The U. S. Marine Corps has launched an aggressive new advertising campaign aimed at attracting more
women recruits. It’s a smart move since the all-volunteer Corps is struggling to make its annual quotas. And, while the Corps has accepted women in administrative roles since 1918, it’s only recently begun putting the distaff side in harm’s way.
War being the dirty business that it is, the Corps has to do what the Corps has to do to create awareness and build credibility. But, I must say I find the new ads disingenuous at best.
One, for example, features a very aggressive-looking woman and a headline that reads: “Wanted: leadership that inspires Marines under your command and Americans everywhere."
There’s no doubt that Marine Corps training build confidence, moral and physical strength and, I’m sure, leadership qualities. But, I believe the Corps also needs to let female recruits know what they’re getting themselves into. The current situation in Iraq and Afghanistan shows no sign of letting up, much less improving. So, while the recruits may indeed be leading fellow Marines and inspiring Americans everywhere, they’re also likely to be shipped to an active war zone. And, that’s the rub. I’m just not sure very many prime, 18-year-old prospects understand the grim realities of Baghdad, Falujah and elsewhere. And, I think the U.S. Marine Corps owes our nation’s youth a fully transparent story.
I applaud those who volunteer, but I’d also like women everywhere to realize what they’re signing up for.

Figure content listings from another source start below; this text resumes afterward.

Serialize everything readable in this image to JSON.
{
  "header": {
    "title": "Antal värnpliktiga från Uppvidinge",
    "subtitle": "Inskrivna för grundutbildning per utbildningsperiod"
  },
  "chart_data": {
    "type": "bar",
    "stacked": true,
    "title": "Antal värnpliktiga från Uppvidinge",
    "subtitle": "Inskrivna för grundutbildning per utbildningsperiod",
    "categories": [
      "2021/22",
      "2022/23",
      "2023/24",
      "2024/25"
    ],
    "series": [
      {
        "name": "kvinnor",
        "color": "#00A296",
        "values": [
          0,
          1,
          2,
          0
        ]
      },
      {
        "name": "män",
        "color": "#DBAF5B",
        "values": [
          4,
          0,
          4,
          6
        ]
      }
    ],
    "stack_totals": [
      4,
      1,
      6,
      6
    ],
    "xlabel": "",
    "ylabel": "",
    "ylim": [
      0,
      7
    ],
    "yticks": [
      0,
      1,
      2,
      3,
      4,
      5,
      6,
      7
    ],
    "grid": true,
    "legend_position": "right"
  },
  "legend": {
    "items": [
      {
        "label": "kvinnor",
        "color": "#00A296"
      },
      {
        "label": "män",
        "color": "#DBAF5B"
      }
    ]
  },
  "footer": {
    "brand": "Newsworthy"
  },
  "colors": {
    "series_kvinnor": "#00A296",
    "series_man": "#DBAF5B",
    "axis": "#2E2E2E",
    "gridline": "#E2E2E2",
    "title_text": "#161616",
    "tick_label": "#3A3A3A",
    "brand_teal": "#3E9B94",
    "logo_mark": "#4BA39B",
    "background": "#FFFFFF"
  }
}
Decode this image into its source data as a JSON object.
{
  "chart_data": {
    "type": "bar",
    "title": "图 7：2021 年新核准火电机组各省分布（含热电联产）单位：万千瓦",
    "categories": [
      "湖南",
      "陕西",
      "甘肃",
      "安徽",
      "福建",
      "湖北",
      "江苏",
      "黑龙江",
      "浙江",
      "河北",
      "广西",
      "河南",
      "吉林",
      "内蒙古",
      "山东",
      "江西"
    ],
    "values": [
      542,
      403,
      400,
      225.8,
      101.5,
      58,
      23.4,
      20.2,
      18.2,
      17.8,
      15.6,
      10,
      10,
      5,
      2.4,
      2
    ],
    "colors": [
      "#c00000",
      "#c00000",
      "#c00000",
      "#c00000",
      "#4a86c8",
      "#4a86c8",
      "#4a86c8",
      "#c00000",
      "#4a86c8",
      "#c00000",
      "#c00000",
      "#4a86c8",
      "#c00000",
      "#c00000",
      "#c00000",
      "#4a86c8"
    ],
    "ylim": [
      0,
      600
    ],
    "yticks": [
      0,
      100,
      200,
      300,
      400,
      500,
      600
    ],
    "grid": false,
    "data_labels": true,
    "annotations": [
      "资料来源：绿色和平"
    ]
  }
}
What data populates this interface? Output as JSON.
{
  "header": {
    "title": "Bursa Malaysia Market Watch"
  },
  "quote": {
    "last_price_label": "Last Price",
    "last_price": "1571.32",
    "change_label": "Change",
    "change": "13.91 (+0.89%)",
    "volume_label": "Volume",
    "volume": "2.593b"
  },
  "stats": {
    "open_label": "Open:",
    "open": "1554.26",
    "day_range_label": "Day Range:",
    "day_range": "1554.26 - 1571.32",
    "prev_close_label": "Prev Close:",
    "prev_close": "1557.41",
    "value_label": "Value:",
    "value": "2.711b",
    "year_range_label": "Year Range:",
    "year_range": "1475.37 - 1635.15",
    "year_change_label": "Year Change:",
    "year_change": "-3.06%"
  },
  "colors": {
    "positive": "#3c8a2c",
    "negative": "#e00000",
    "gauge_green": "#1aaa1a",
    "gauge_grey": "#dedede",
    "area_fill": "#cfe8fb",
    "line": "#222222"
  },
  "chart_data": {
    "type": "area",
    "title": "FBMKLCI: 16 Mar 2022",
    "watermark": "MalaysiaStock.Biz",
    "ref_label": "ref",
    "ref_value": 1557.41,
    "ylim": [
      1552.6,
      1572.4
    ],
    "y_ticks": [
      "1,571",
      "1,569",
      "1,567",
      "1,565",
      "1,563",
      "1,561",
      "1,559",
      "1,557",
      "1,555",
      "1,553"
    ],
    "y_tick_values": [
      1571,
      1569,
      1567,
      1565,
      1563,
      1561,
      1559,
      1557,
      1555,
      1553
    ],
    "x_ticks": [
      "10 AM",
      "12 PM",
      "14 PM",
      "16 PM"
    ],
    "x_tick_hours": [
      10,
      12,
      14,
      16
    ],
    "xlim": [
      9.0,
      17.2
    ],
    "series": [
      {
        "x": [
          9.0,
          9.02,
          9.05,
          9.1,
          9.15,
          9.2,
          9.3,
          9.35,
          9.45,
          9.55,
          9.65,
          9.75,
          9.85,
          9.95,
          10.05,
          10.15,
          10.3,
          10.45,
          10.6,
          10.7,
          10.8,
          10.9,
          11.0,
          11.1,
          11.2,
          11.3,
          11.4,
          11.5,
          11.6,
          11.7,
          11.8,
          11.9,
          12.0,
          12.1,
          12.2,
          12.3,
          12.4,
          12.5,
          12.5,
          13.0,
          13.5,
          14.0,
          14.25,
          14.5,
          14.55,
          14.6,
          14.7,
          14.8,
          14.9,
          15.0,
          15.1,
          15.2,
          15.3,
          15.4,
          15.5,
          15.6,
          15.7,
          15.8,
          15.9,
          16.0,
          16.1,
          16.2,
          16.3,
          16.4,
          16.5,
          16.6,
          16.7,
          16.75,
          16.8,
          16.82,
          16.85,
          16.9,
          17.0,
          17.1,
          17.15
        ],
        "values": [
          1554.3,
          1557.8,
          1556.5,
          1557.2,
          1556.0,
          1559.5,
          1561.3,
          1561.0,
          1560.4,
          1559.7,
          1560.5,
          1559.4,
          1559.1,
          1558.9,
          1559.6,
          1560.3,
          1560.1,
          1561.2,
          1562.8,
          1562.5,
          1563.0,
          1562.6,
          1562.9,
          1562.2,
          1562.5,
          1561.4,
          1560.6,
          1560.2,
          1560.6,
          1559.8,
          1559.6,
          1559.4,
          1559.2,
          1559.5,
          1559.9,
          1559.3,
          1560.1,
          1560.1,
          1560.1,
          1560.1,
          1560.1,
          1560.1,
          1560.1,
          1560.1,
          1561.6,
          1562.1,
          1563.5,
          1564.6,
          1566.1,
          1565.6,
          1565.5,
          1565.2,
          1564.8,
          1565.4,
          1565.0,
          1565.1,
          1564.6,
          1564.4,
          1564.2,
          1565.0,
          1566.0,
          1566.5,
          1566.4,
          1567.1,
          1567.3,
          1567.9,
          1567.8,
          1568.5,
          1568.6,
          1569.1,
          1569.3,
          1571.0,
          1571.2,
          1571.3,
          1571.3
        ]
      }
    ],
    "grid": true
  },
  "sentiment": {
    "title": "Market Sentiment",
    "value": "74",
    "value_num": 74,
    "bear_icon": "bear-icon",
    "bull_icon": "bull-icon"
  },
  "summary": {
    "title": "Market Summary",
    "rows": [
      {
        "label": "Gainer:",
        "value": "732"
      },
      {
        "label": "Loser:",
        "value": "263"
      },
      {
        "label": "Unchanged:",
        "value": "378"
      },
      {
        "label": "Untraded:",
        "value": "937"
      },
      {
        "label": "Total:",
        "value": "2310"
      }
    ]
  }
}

Excellent points. Thanks so much. I have no doubt recruiters make it very clear what’s what. Again, my issue was with an advertising campaign that I found to be less than forthcoming.
“Selling the dream” is exactly what the Marine Corps is doing, and has been since its inception. But it also delivers the dream. The Marine Corps has no need to pay advertising dollars for a message that I would hope even an 18 year old recognizes: We are a nation at war, and our service members are in harm’s way. As with all advertising, a one page glossy could never tell the whole story. However, I have yet to meet a Marine, recruiter or otherwise, who did not espouse our ethos and mission as ‘soldiers of the sea’, and ‘every Marine a rifleman’. A Marine prospect, male or female, gets the message loudly and clearly…well before signing the dotted line.
Really appreciate the comment/observation. And I take your point. That said, this particular campaign emphasizes leadership and, in my mind, sends a disingenuous message to an 18-year-old (ie. selling the dream of leadership as opposed to the reality of potentially being in harm’s way from day one.)
People don’t join the Marine Corps because they want to be in the military. They join because they want to be a Marine. They want the kind of leadership experience and the camaraderie one can only find in the Marine Corps. Having gone through the recruitment process myself after the first Gulf War, I can tell you that the Marines never tried to downplay the potential of serving during war time. Being in a war is a reality of serving in the military, no matter when you join. The Marine Corps has never promised anything more than simply being a Marine. The Army highlights paying for education, the Navy pushes traveling the world. The Corps promised being a Marine, and that’s what appeals to those who join.